3. Number of experts used to establish the ground truth for the test set and the qualifications of those experts
Not applicable. The ground truth for material properties is established by the results of standardized laboratory tests, not by expert consensus on clinical cases.
4. Adjudication method for the test set
Not applicable. This is not a study requiring adjudication of expert interpretations.
5. If a multi-reader multi-case (MRMC) comparative effectiveness study was done, If so, what was the effect size of how much human readers improve with AI vs without AI assistance
Not applicable. This is not an AI device or a diagnostic device involving human readers.
6. If a standalone (i.e. algorithm only without human-in-the-loop performance) was done
Not applicable. This is a physical medical device, not an algorithm.
7. The type of ground truth used
The "ground truth" for the performance claims cited in the document is the adherence to and successful completion of standardized industry test methods and biological qualification safety tests, as outlined by ISO 10993 Part-1 and various ASTM standards.
8. The sample size for the training set
Not applicable. This is a physical medical device, not an AI model requiring a training set.
9. How the ground truth for the training set was established
Not applicable. As above, this is not an AI model.

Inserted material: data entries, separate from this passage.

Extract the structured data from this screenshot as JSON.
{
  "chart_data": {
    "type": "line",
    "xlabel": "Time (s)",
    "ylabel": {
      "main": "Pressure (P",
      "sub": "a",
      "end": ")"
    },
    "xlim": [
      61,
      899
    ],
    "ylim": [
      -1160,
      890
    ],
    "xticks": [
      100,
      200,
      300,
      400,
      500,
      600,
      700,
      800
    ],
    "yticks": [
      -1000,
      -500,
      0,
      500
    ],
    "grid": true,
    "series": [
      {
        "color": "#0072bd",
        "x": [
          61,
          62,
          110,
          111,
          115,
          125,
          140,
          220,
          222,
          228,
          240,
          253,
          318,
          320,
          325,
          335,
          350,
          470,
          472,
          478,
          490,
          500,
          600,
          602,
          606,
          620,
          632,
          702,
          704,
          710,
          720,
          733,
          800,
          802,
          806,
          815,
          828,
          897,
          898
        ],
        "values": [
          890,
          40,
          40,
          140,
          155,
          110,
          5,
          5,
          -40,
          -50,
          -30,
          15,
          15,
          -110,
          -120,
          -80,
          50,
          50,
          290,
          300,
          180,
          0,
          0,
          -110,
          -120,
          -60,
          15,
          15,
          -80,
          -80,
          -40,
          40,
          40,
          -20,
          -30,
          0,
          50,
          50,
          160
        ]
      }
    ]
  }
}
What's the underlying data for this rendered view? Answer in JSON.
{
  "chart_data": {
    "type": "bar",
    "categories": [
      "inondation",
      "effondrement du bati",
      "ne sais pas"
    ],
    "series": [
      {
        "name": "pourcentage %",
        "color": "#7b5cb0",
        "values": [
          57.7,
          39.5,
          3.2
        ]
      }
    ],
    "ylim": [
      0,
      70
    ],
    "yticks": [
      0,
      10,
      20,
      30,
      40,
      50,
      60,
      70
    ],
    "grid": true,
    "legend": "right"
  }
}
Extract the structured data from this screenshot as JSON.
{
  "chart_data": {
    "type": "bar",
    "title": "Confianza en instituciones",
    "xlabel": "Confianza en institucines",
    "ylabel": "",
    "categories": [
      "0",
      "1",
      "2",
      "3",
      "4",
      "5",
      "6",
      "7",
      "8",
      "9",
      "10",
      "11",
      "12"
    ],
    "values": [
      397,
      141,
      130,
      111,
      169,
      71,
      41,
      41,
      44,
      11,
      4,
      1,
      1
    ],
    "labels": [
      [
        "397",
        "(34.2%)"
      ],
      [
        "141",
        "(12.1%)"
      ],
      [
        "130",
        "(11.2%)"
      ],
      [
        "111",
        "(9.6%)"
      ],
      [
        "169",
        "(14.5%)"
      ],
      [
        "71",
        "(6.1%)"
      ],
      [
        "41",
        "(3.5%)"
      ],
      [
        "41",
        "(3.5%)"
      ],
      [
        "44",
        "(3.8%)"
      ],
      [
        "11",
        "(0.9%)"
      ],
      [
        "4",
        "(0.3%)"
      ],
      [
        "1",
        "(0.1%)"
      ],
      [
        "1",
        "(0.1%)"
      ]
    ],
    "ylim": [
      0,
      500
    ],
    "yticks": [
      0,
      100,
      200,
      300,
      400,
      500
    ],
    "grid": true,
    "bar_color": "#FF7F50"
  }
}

§ 878.4370 Surgical drape and drape accessories.
(a)
Identification. A surgical drape and drape accessories is a device made of natural or synthetic materials intended to be used as a protective patient covering, such as to isolate a site of surgical incision from microbial and other contamination. The device includes a plastic wound protector that may adhere to the skin around a surgical incision or be placed in a wound to cover its exposed edges, and a latex drape with a self-retaining finger cot that is intended to allow repeated insertion of the surgeon's finger into the rectum during performance of a transurethral prostatectomy.(b)
Classification. Class II (special controls). The device, when it is an ear, nose, and throat surgical drape, a latex sheet drape with self-retaining finger cot, a disposable urological drape, a Kelly pad, an ophthalmic patient drape, an ophthalmic microscope drape, an internal drape retention ring (wound protector), or a surgical drape that does not include an antimicrobial agent, is exempt from the premarket notification procedures in subpart E of part 807 of this chapter subject to the limitations in § 878.9.